El centro educativo que lleva casi 20 años funcionando es el lugar donde se educan los hijos de campesinos pobres de las fincas ubicadas entre los kilómetros 5 y 15 de la vía que comunica a Barranquilla con Ciénaga, una pequeña despensa agrícola donde sale la verduras que surte a los mercados cercanos.

Deiner y sus hermanos vienen del kilómetro 9, luego de la travesía, en la que se tardan casi media hora, llegan al colegio donde en medio de incomodidades estudian, juegan y sueñan con convertirse en alguno de los personajes importantes que sus profesores les cuentan en las clases.

Un colegio pobre

La Escuela Rural Mixta Kilómetro 6 tiene 8 salones en donde reciben clases 180 estudiantes, algunos que ya trabajan en las fincas con sus padres, quienes luego de soltar el azadón, y el machete toman los libros y vienen a estudiar porque sus padres quieren que tengan mejores oportunidades que ellos.

Hay salones que comparten dos cursos en medio del calor, mientras que otros salen y se acomodan debajo de un palo de trupillo.
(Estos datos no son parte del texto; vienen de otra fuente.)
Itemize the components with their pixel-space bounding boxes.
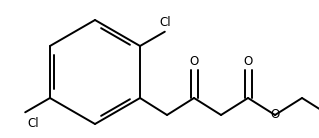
Text: O: O [271, 108, 280, 121]
Text: O: O [243, 55, 253, 68]
Text: Cl: Cl [159, 16, 171, 29]
Text: Cl: Cl [27, 117, 39, 130]
Text: O: O [189, 55, 199, 68]
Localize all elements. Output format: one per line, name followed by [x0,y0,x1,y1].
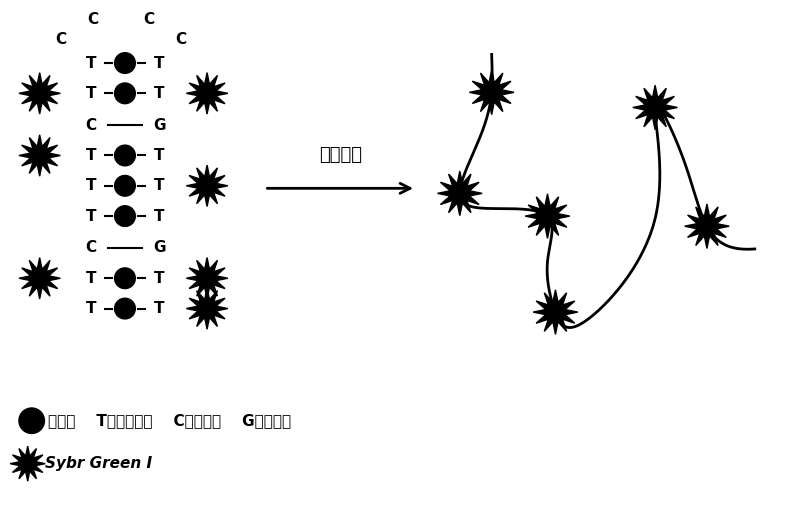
Text: T: T [86,55,96,71]
Text: 半胱氨酸: 半胱氨酸 [318,146,362,165]
Text: C: C [87,12,98,26]
Polygon shape [19,135,60,176]
Text: 汞离子    T：胸腊嘘噸    C：胞嘘噸    G：鸟嘟咑: 汞离子 T：胸腊嘘噸 C：胞嘘噸 G：鸟嘟咑 [48,413,290,428]
Polygon shape [10,446,46,481]
Ellipse shape [114,145,135,166]
Polygon shape [186,288,228,329]
Text: T: T [86,148,96,163]
Polygon shape [19,73,60,114]
Polygon shape [19,258,60,299]
Text: T: T [86,301,96,316]
Polygon shape [633,85,678,130]
Ellipse shape [19,408,45,433]
Text: T: T [154,55,165,71]
Ellipse shape [114,206,135,227]
Text: Sybr Green I: Sybr Green I [46,456,152,471]
Text: G: G [153,240,166,256]
Polygon shape [470,70,514,115]
Polygon shape [525,194,570,238]
Text: T: T [86,209,96,224]
Text: T: T [86,86,96,101]
Polygon shape [186,165,228,206]
Text: T: T [154,86,165,101]
Ellipse shape [114,53,135,73]
Text: C: C [85,118,96,133]
Text: C: C [175,32,186,47]
Ellipse shape [114,268,135,289]
Polygon shape [533,290,578,334]
Text: C: C [56,32,66,47]
Text: T: T [154,148,165,163]
Text: T: T [154,301,165,316]
Text: G: G [153,118,166,133]
Text: C: C [143,12,154,26]
Text: T: T [154,209,165,224]
Polygon shape [685,204,730,248]
Polygon shape [438,171,482,216]
Text: T: T [154,178,165,194]
Ellipse shape [114,83,135,104]
Polygon shape [186,258,228,299]
Text: T: T [86,271,96,286]
Text: T: T [86,178,96,194]
Text: C: C [85,240,96,256]
Ellipse shape [114,175,135,196]
Polygon shape [186,73,228,114]
Text: T: T [154,271,165,286]
Ellipse shape [114,298,135,319]
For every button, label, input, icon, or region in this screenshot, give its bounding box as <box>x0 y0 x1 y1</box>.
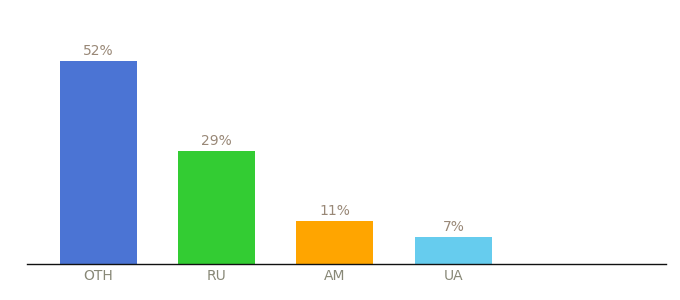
Bar <box>178 151 255 264</box>
Bar <box>296 221 373 264</box>
Bar <box>415 237 492 264</box>
Text: 52%: 52% <box>83 44 114 58</box>
Text: 11%: 11% <box>320 204 350 218</box>
Bar <box>60 61 137 264</box>
Text: 29%: 29% <box>201 134 232 148</box>
Text: 7%: 7% <box>443 220 464 234</box>
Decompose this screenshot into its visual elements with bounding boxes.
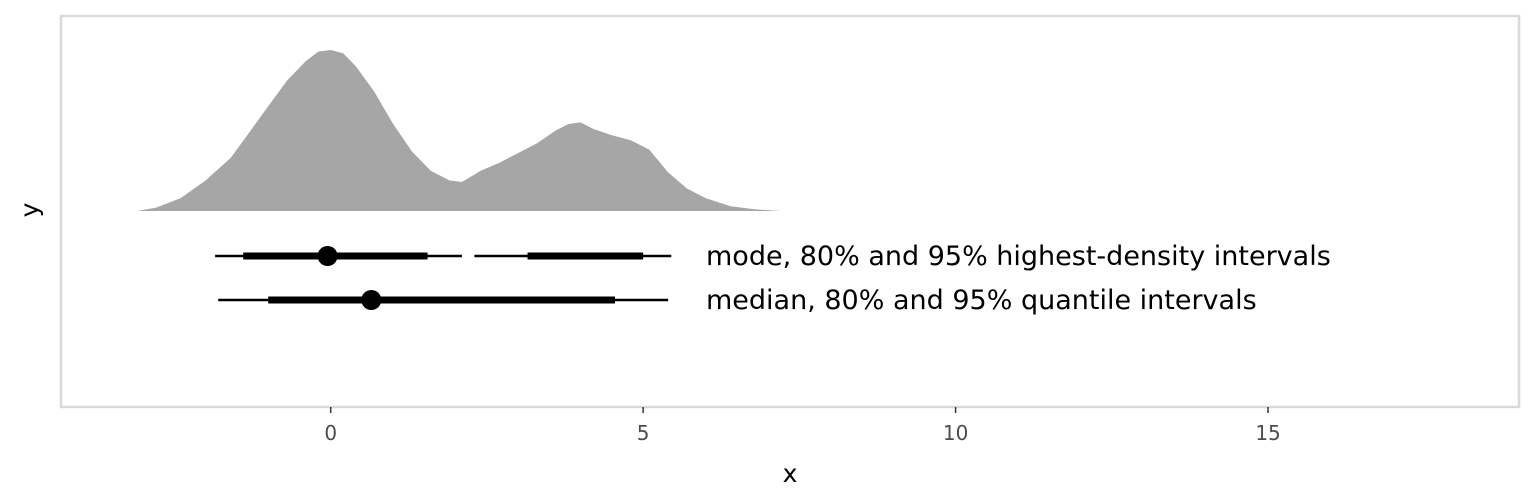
interval-layer: mode, 80% and 95% highest-density interv… — [215, 241, 1331, 316]
interval-row: mode, 80% and 95% highest-density interv… — [215, 241, 1331, 272]
point-estimate — [361, 290, 382, 310]
interval-row: median, 80% and 95% quantile intervals — [218, 285, 1257, 316]
series-label: median, 80% and 95% quantile intervals — [706, 285, 1257, 316]
density-layer — [137, 50, 819, 211]
y-axis-title: y — [15, 202, 44, 217]
density-area — [137, 50, 819, 211]
point-estimate — [317, 246, 338, 266]
x-axis-title: x — [783, 459, 798, 488]
x-tick-label: 5 — [637, 421, 650, 445]
panel-border — [59, 14, 1521, 409]
x-axis: 0 5 10 15 — [324, 407, 1281, 445]
series-label: mode, 80% and 95% highest-density interv… — [706, 241, 1331, 272]
x-tick-label: 15 — [1255, 421, 1280, 445]
x-tick-label: 10 — [943, 421, 968, 445]
x-tick-label: 0 — [324, 421, 337, 445]
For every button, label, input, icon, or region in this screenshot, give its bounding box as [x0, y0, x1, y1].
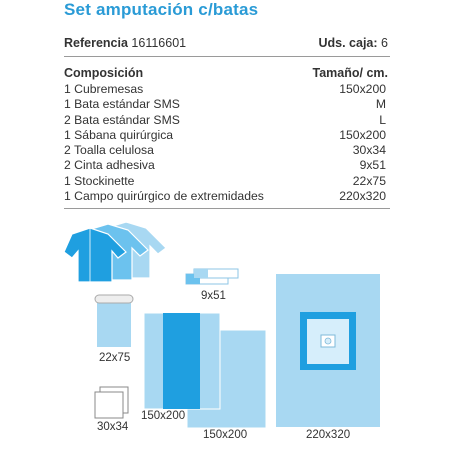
composition-item: 1 Stockinette 22x75	[64, 174, 388, 189]
item-size: 220x320	[339, 189, 386, 204]
item-size: M	[375, 97, 386, 112]
item-description: 1 Sábana quirúrgica	[64, 127, 174, 142]
gown-front	[63, 227, 127, 283]
stockinette-roll	[94, 294, 134, 304]
reference-label: Referencia	[64, 36, 128, 50]
page-title: Set amputación c/batas	[64, 0, 259, 19]
composition-item: 2 Cinta adhesiva 9x51	[64, 158, 388, 173]
tape-tab-2	[194, 269, 208, 278]
table-cover-reinforcement	[163, 313, 200, 409]
item-size: 9x51	[359, 158, 386, 173]
composition-item: 1 Cubremesas 150x200	[64, 82, 388, 97]
composition-item: 1 Sábana quirúrgica 150x200	[64, 128, 388, 143]
item-size: 150x200	[339, 82, 386, 96]
adhesive-tape-illustration	[185, 268, 239, 285]
composition-item: 1 Campo quirúrgico de extremidades 220x32…	[64, 189, 388, 204]
units-box-label: Uds. caja:	[318, 36, 378, 50]
composition-item: 1 Bata estándar SMS M	[64, 97, 388, 112]
divider-bottom	[64, 208, 390, 209]
item-description: 2 Toalla celulosa	[64, 143, 154, 158]
extremity-drape-label: 220x320	[306, 429, 351, 441]
composition-list: 1 Cubremesas 150x200 1 Bata estándar SMS M 2…	[64, 82, 388, 204]
item-size: 30x34	[352, 143, 386, 158]
divider-top	[64, 56, 390, 57]
reference-value: 16116601	[131, 36, 187, 50]
composition-label: Composición	[64, 66, 144, 80]
composition-item: 2 Toalla celulosa 30x34	[64, 143, 388, 158]
item-size: 22x75	[352, 173, 386, 188]
tape-tab	[186, 274, 200, 284]
gowns-illustration	[63, 221, 167, 283]
surgical-sheet-label: 150x200	[203, 429, 248, 441]
table-cover-label: 150x200	[141, 410, 186, 422]
towel-front	[94, 391, 124, 419]
item-size: 150x200	[339, 127, 386, 142]
towel-illustration	[94, 386, 129, 419]
item-description: 1 Bata estándar SMS	[64, 97, 180, 112]
composition-header: Composición Tamaño/ cm.	[64, 66, 388, 80]
size-header-label: Tamaño/ cm.	[312, 66, 388, 80]
units-box-value: 6	[381, 36, 388, 50]
item-size: L	[379, 112, 386, 127]
item-description: 1 Stockinette	[64, 173, 135, 188]
tape-label: 9x51	[201, 290, 226, 302]
stockinette-illustration	[94, 294, 134, 347]
composition-item: 2 Bata estándar SMS L	[64, 113, 388, 128]
item-description: 2 Cinta adhesiva	[64, 158, 155, 173]
item-description: 1 Campo quirúrgico de extremidades	[64, 189, 264, 204]
stockinette-body	[97, 301, 131, 347]
towel-label: 30x34	[97, 421, 129, 433]
reference: Referencia 16116601	[64, 36, 186, 50]
table-cover-illustration	[143, 312, 221, 410]
stockinette-label: 22x75	[99, 352, 131, 364]
item-description: 2 Bata estándar SMS	[64, 112, 180, 127]
extremity-drape-illustration	[276, 274, 380, 427]
units-per-box: Uds. caja: 6	[319, 36, 389, 50]
item-description: 1 Cubremesas	[64, 82, 144, 96]
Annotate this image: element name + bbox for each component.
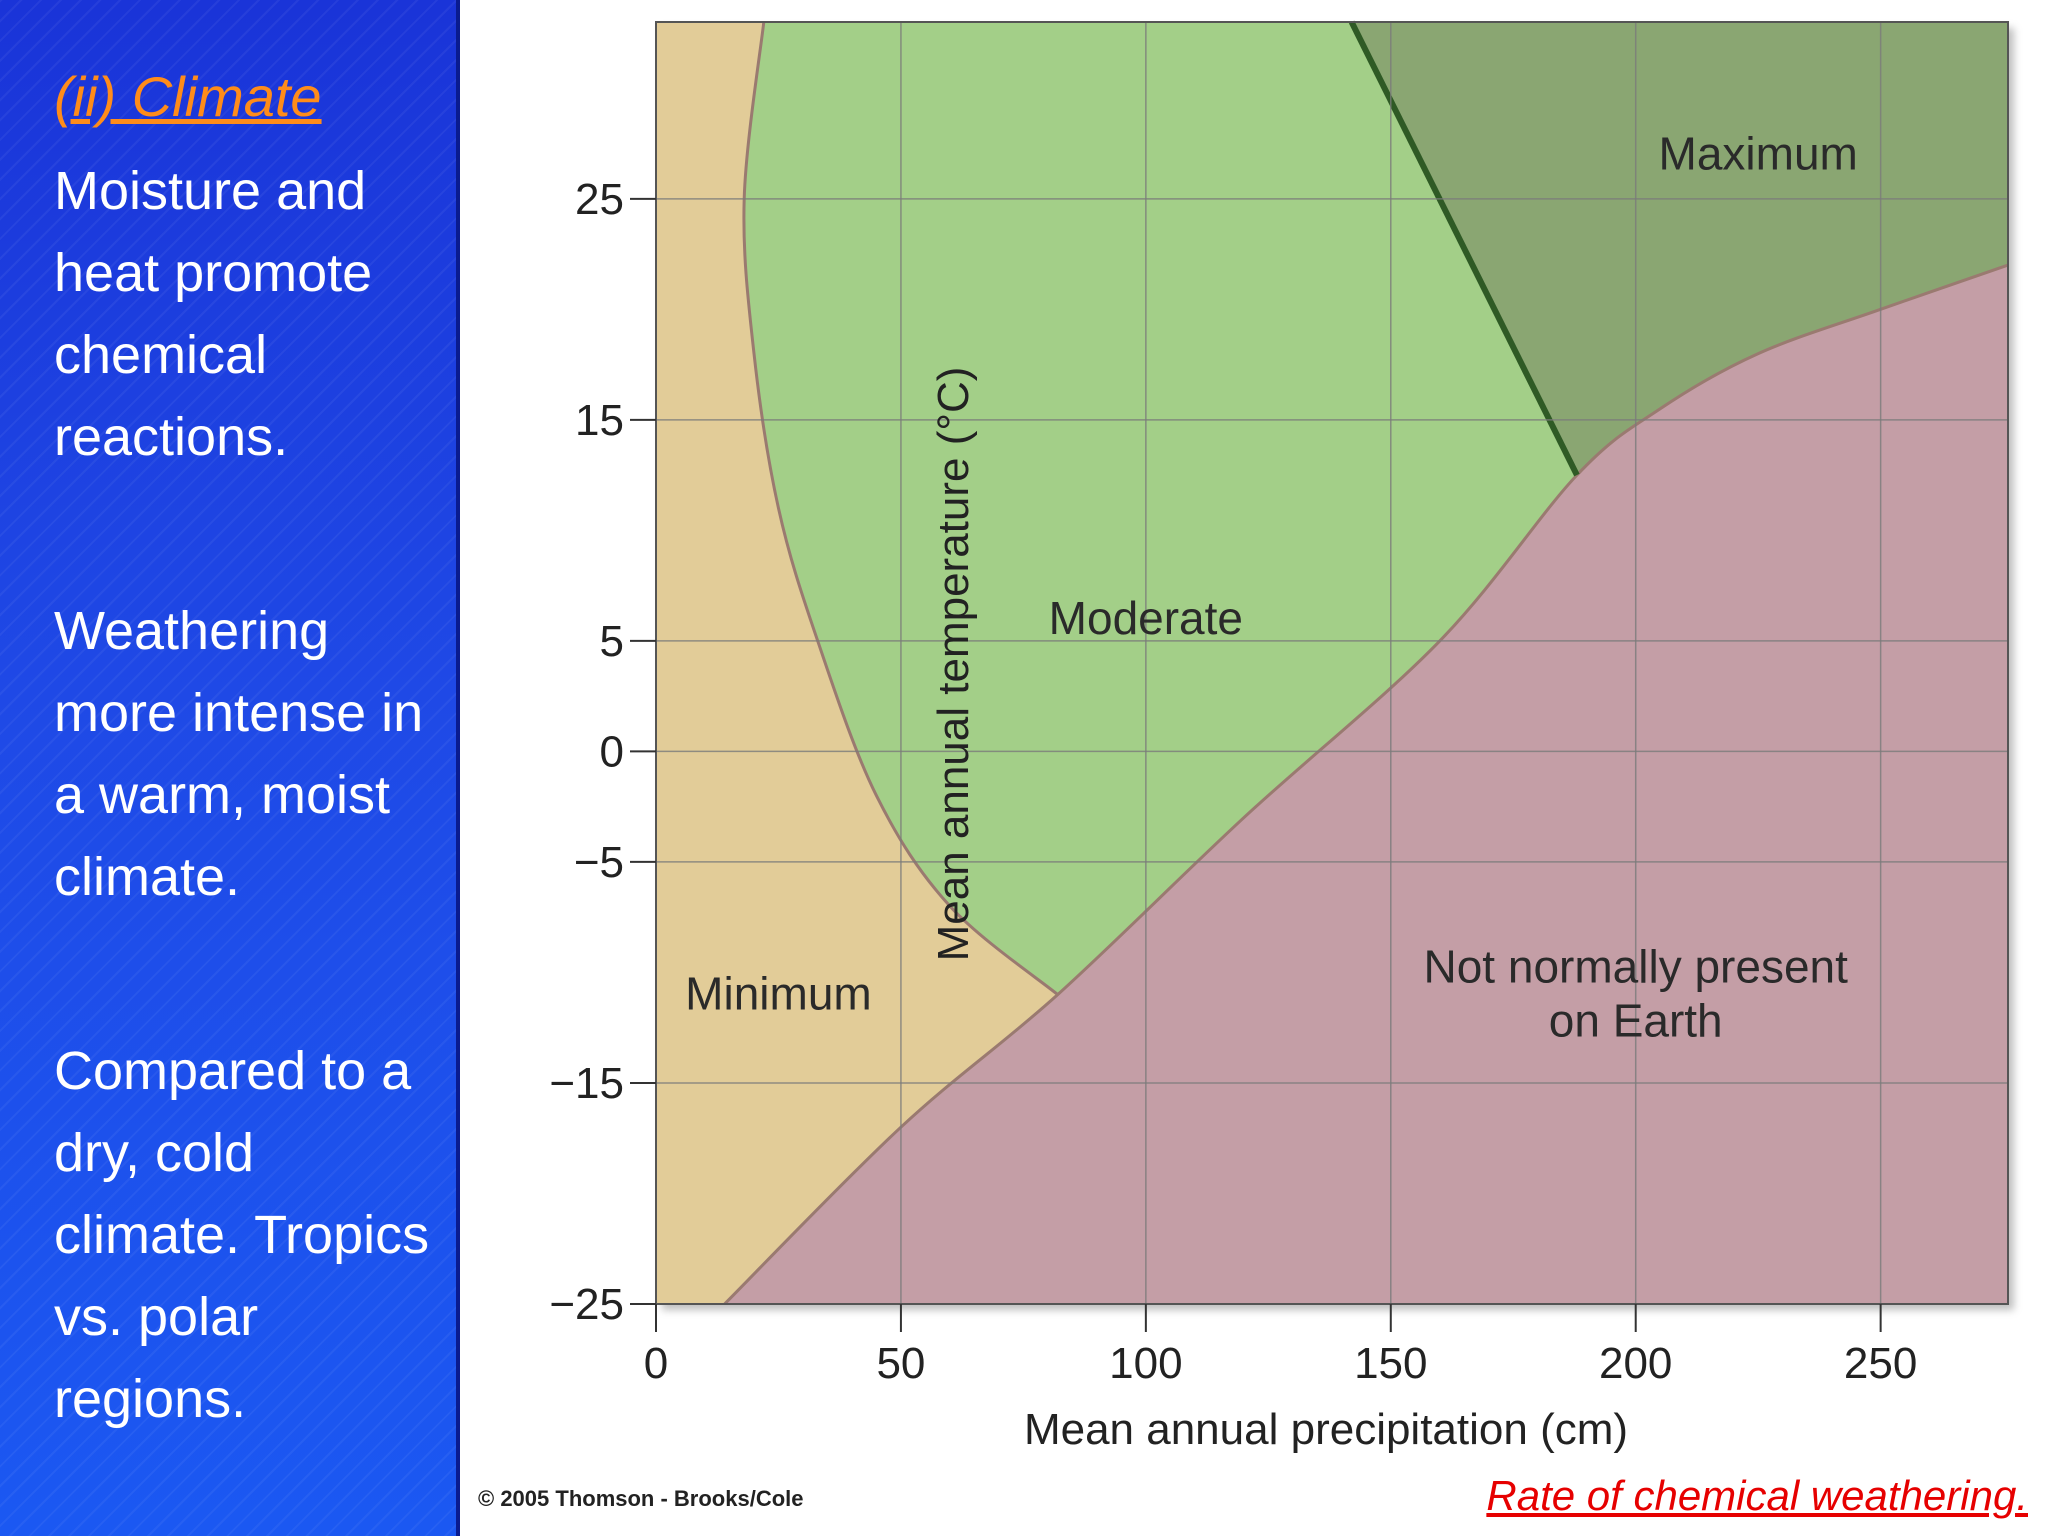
y-axis-label: Mean annual temperature (°C) xyxy=(929,367,978,962)
region-label: Not normally present on Earth xyxy=(1424,941,1849,1047)
y-tick-label: −15 xyxy=(549,1059,624,1108)
sidebar-panel: (ii) Climate Moisture and heat promote c… xyxy=(0,0,460,1536)
y-tick-label: 5 xyxy=(600,617,624,666)
x-tick-label: 50 xyxy=(876,1339,925,1388)
x-tick-label: 150 xyxy=(1354,1339,1427,1388)
region-label: Maximum xyxy=(1659,128,1858,180)
boundary-moderate-maximum xyxy=(1348,20,1580,477)
region-label: Moderate xyxy=(1049,592,1243,644)
x-tick-label: 0 xyxy=(644,1339,668,1388)
plot-frame xyxy=(655,21,2009,1305)
y-tick-label: 15 xyxy=(575,396,624,445)
x-tick-label: 250 xyxy=(1844,1339,1917,1388)
y-tick-label: 25 xyxy=(575,175,624,224)
copyright-notice: © 2005 Thomson - Brooks/Cole xyxy=(478,1486,804,1511)
y-tick-label: −5 xyxy=(574,838,624,887)
x-axis-label: Mean annual precipitation (cm) xyxy=(1024,1405,1628,1454)
bullet-text-1: Moisture and heat promote chemical react… xyxy=(54,161,373,467)
region-not-present xyxy=(724,265,2008,1305)
y-tick-label: 0 xyxy=(600,727,624,776)
region-label: Minimum xyxy=(685,968,872,1020)
y-tick-label: −25 xyxy=(549,1280,624,1329)
region-maximum xyxy=(1351,22,2008,476)
bullet-text-3: Compared to a dry, cold climate. Tropics… xyxy=(54,1041,430,1429)
x-tick-label: 200 xyxy=(1599,1339,1672,1388)
bullet-text-2: Weathering more intense in a warm, moist… xyxy=(54,601,424,907)
section-heading[interactable]: (ii) Climate xyxy=(54,65,322,128)
boundary-minimum-moderate xyxy=(742,21,1059,996)
x-tick-label: 100 xyxy=(1109,1339,1182,1388)
chart-caption-link[interactable]: Rate of chemical weathering. xyxy=(1486,1472,2028,1519)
Los pupitres no alcanzan, por eso niños como los hermanos Noriega madrugan pues si llegan tarde les toca recibir la clase en el suelo.

Son 8 profesores que no tienen escritorios, sillas, archivadores, ayudas didácticas ni marcadores para los tableros.

"Tenemos los problemas que tienen todas las escuela del sector rural", dice la profesora María Severino, quien lleva 5 años en la escuela y cuenta las dificultades por la falta de pupitres, libros, baños y el mal estado del plantel. "Aquí nos toca acomodarnos" comenta con resignación.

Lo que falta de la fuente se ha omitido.